In this study, we demonstrate that the genomic context is highly relevant given the orthology in lepidopteran patterning regions and the fact that the Ws mutation appears to influence three nearby genes that do not fall within the 100-kb mapping interval. The apparent involvement of clustered genes in similar processes suggests the existence of a supergene. B. mori is the most advanced model Lepidoptera, thereby facilitating interpretation in a genomic context.

Materials and methods

Insects

The Bm (Bm/Bm; +Ws/+Ws) and the Ws (+Bm/+Bm; Ws/Ws) used No. 908 (National Institute of Agrobiological Sciences, Tsukuba, Japan) and u42 (Kyushu University, Fukuoka, Japan), respectively. The wild type (+Bm/+Bm; +Ws/+Ws) were p50T (University of Tokyo, Bunkyo-ku, Japan) and p50 (Kyushu University) (Figure 1a). BC1 progeny from the cross p50T × (p50T × No. 908) and p50T × (p50T × u42) were used for mapping Bm and Ws, respectively. The offspring from the cross p50T × (u42 × No. 908) were used for the recombination analysis between Bm and Ws. All of the silkworm larvae were reared on mulberry leaves at 25 °C.

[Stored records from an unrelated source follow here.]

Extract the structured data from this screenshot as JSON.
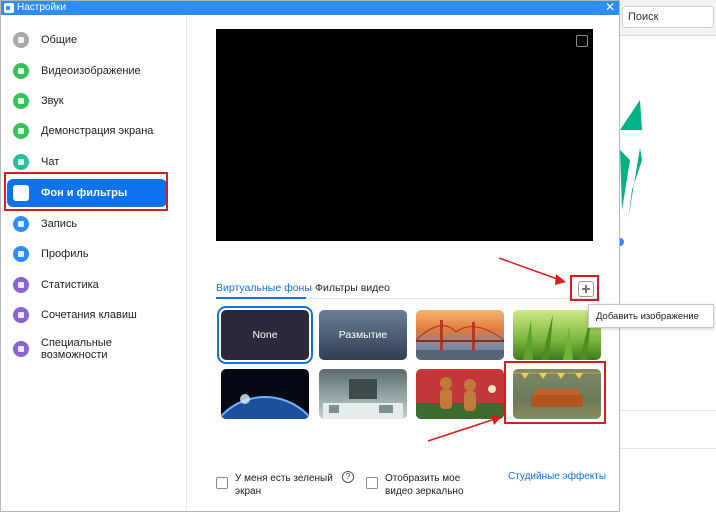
{
  "window": {
    "title": "Настройки",
    "close_glyph": "✕",
    "accent_color": "#2d8cff"
  },
  "sidebar": {
    "items": [
      {
        "label": "Общие",
        "icon": "gear-icon",
        "color": "#a9a9a9",
        "active": false
      },
      {
        "label": "Видеоизображение",
        "icon": "video-icon",
        "color": "#36c25a",
        "active": false
      },
      {
        "label": "Звук",
        "icon": "headphones-icon",
        "color": "#36c25a",
        "active": false
      },
      {
        "label": "Демонстрация экрана",
        "icon": "share-screen-icon",
        "color": "#36c25a",
        "active": false
      },
      {
        "label": "Чат",
        "icon": "chat-icon",
        "color": "#2cbd9f",
        "active": false
      },
      {
        "label": "Фон и фильтры",
        "icon": "background-icon",
        "color": "#ffffff",
        "active": true
      },
      {
        "label": "Запись",
        "icon": "record-icon",
        "color": "#2d8cff",
        "active": false
      },
      {
        "label": "Профиль",
        "icon": "profile-icon",
        "color": "#2d8cff",
        "active": false
      },
      {
        "label": "Статистика",
        "icon": "statistics-icon",
        "color": "#8a63d2",
        "active": false
      },
      {
        "label": "Сочетания клавиш",
        "icon": "keyboard-icon",
        "color": "#8a63d2",
        "active": false
      },
      {
        "label": "Специальные возможности",
        "icon": "accessibility-icon",
        "color": "#8a63d2",
        "active": false
      }
    ]
  },
  "main": {
    "tabs": [
      {
        "label": "Виртуальные фоны",
        "active": true
      },
      {
        "label": "Фильтры видео",
        "active": false
      }
    ],
    "add_tooltip": "Добавить изображение",
    "backgrounds": [
      {
        "label": "None",
        "name": "none",
        "selected": true
      },
      {
        "label": "Размытие",
        "name": "blur",
        "selected": false
      },
      {
        "label": "",
        "name": "golden-gate-bridge",
        "selected": false
      },
      {
        "label": "",
        "name": "green-grass",
        "selected": false
      },
      {
        "label": "",
        "name": "earth-from-space",
        "selected": false
      },
      {
        "label": "",
        "name": "office-room",
        "selected": false
      },
      {
        "label": "",
        "name": "gingerbread-men",
        "selected": false
      },
      {
        "label": "",
        "name": "sofa-room",
        "selected": false
      }
    ],
    "green_screen_label": "У меня есть зеленый экран",
    "mirror_label": "Отобразить мое видео зеркально",
    "studio_effects_label": "Студийные эффекты",
    "link_color": "#0e72ed",
    "highlight_color": "#e0191f"
  },
  "background_app": {
    "search_placeholder": "Поиск"
  }
}
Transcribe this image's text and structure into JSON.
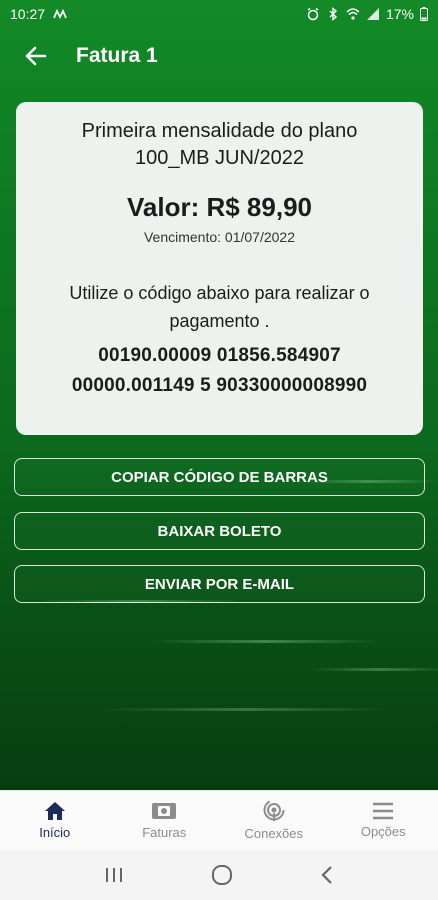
{
  "status_bar": {
    "time": "10:27",
    "battery": "17%"
  },
  "header": {
    "title": "Fatura 1"
  },
  "invoice": {
    "plan": "Primeira mensalidade do plano 100_MB JUN/2022",
    "amount": "Valor: R$ 89,90",
    "due": "Vencimento: 01/07/2022",
    "instructions": "Utilize o código abaixo para realizar o pagamento .",
    "barcode_line1": "00190.00009 01856.584907",
    "barcode_line2": "00000.001149 5 90330000008990"
  },
  "actions": {
    "copy": "COPIAR CÓDIGO DE BARRAS",
    "download": "BAIXAR BOLETO",
    "email": "ENVIAR POR E-MAIL"
  },
  "nav": [
    {
      "label": "Início",
      "icon": "home-icon",
      "active": true
    },
    {
      "label": "Faturas",
      "icon": "bill-icon",
      "active": false
    },
    {
      "label": "Conexões",
      "icon": "connections-icon",
      "active": false
    },
    {
      "label": "Opções",
      "icon": "menu-icon",
      "active": false
    }
  ],
  "colors": {
    "accent": "#0f7a22",
    "nav_active": "#1a2b5c",
    "card_bg": "#eef2ee"
  }
}
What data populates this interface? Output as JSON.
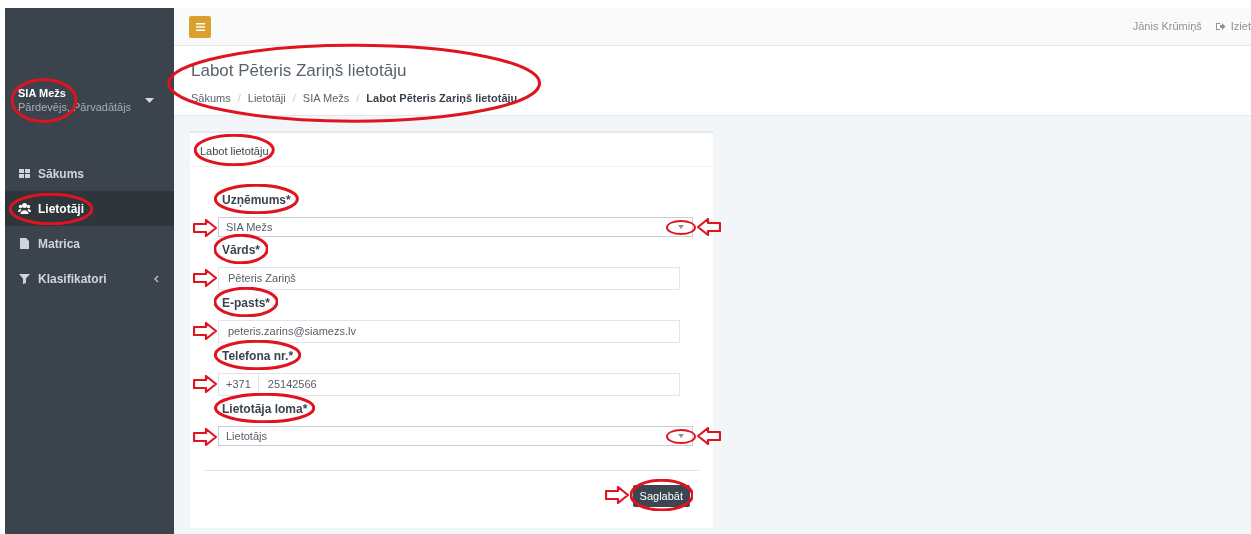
{
  "topbar": {
    "user": "Jānis Krūmiņš",
    "logout": "Iziet"
  },
  "sidebar": {
    "company": {
      "name": "SIA Mežs",
      "roles": "Pārdevējs, Pārvadātājs",
      "circled": true
    },
    "items": [
      {
        "kind": "grid",
        "label": "Sākums",
        "selected": false,
        "circled": false
      },
      {
        "kind": "users",
        "label": "Lietotāji",
        "selected": true,
        "circled": true
      },
      {
        "kind": "file",
        "label": "Matrica",
        "selected": false,
        "circled": false
      },
      {
        "kind": "filter",
        "label": "Klasifikatori",
        "selected": false,
        "circled": false,
        "expandable": true
      }
    ]
  },
  "page": {
    "title": "Labot Pēteris Zariņš lietotāju",
    "breadcrumb_separator": "/",
    "breadcrumb": [
      "Sākums",
      "Lietotāji",
      "SIA Mežs",
      "Labot Pēteris Zariņš lietotāju"
    ],
    "circled": true
  },
  "card": {
    "title": "Labot lietotāju",
    "title_circled": true,
    "fields": [
      {
        "kind": "select",
        "label": "Uzņēmums*",
        "value": "SIA Mežs",
        "label_circled": true,
        "arrow": true,
        "caret_circled": true,
        "caret_arrow": true
      },
      {
        "kind": "text",
        "label": "Vārds*",
        "value": "Pēteris Zariņš",
        "label_circled": true,
        "arrow": true
      },
      {
        "kind": "text",
        "label": "E-pasts*",
        "value": "peteris.zarins@siamezs.lv",
        "label_circled": true,
        "arrow": true
      },
      {
        "kind": "phone",
        "label": "Telefona nr.*",
        "prefix": "+371",
        "value": "25142566",
        "label_circled": true,
        "arrow": true
      },
      {
        "kind": "select",
        "label": "Lietotāja loma*",
        "value": "Lietotājs",
        "label_circled": true,
        "arrow": true,
        "caret_circled": true,
        "caret_arrow": true
      }
    ],
    "save_button": {
      "label": "Saglabāt",
      "circled": true,
      "arrow": true
    }
  }
}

In the screening of BC1, the Bm and Ws phenotypes present themselves clearly in males, while mutant females can be hard to distinguish from wild type. Therefore, we only used males in the analysis.

Preparation for genomic DNA and PCR analysis

DNA was isolated from moth legs using DNAzol (Invitrogen, Carlsbad, CA, USA) according to the manufacturer’s protocol. PCR was performed using Ex Taq DNA Polymerase (Takara Bio, Otsu, Japan) and the primer sets are listed in Supplementary Table S1. The PCR conditions were as follows: initial denaturation at 94 °C for 2 min followed by 35 cycles of denaturation at 94 °C for 15 s, annealing at 60 °C for 15 s and extension at 72 °C for 1 or 3 min with a final incubation step at 72 °C for 4 min.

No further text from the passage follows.